Here's what I did for the Lorne Sausage
225g/8oz Beef chuck
225g/8oz Pork Shoulder
5g Black Pepper
1g Mace (I like this instead of nutmeg, but use either)
2g Mustard seed (I like this as an emulsifier)
5g Milk powder (Helps retain moisture)
60g/2oz Rolled oats
I diced the meats, and processed the salt and spices in a spice mill then mixed them together along with the milk powder. The mixture rested in the fridge for an hour. I minced the mixture with a meat grinder fitted with a large die. I pulsed the oats in a cuisinart then folded them into the minced meat. I kneaded the mixutre adding a little cold water until it came together. I lined a small loaf pan plastic and pressed in the sausage. I let it sit in the freezer for an hour, then I took the mostly frozen loaf and cut 3/8 slices. Fried in pan.
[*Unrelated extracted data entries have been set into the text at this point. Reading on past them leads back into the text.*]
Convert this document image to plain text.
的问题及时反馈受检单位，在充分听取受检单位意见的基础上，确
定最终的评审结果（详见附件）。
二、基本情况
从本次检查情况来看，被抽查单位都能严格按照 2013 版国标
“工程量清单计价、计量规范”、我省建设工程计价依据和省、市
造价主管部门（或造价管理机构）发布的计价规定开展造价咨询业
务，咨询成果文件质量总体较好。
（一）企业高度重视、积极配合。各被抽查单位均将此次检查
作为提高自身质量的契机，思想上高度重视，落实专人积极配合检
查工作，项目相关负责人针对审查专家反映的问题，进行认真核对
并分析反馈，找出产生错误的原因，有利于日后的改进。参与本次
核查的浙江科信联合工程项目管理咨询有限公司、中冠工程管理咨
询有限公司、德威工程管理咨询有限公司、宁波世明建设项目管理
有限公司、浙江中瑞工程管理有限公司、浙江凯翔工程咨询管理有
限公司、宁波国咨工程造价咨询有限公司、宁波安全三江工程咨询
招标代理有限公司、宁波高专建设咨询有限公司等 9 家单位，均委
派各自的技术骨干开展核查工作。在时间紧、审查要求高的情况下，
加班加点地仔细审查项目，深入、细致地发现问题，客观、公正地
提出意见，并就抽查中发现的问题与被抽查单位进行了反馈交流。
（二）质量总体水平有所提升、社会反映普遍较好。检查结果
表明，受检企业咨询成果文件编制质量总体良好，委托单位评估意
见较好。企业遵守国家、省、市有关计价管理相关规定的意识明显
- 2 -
I got about 16 or so slices out of my loaf and I guess you just keep them in the freezer until you are ready to fry.
Bonne Femme made a sammie with her Lorne, everybody loved their Full Scottish Breakast. Now if we only had a bit of Broon sauce.
(P.S. for those readers who know my Secret Code Name, please don't be confused, the Andrew referred to above writes the blog Slim Pickins'Pork. What a coincidence huh? Anyway, Andrew gets a few days grace since his weekend was booked with trip to Jungle Jim's, but it's never too late.)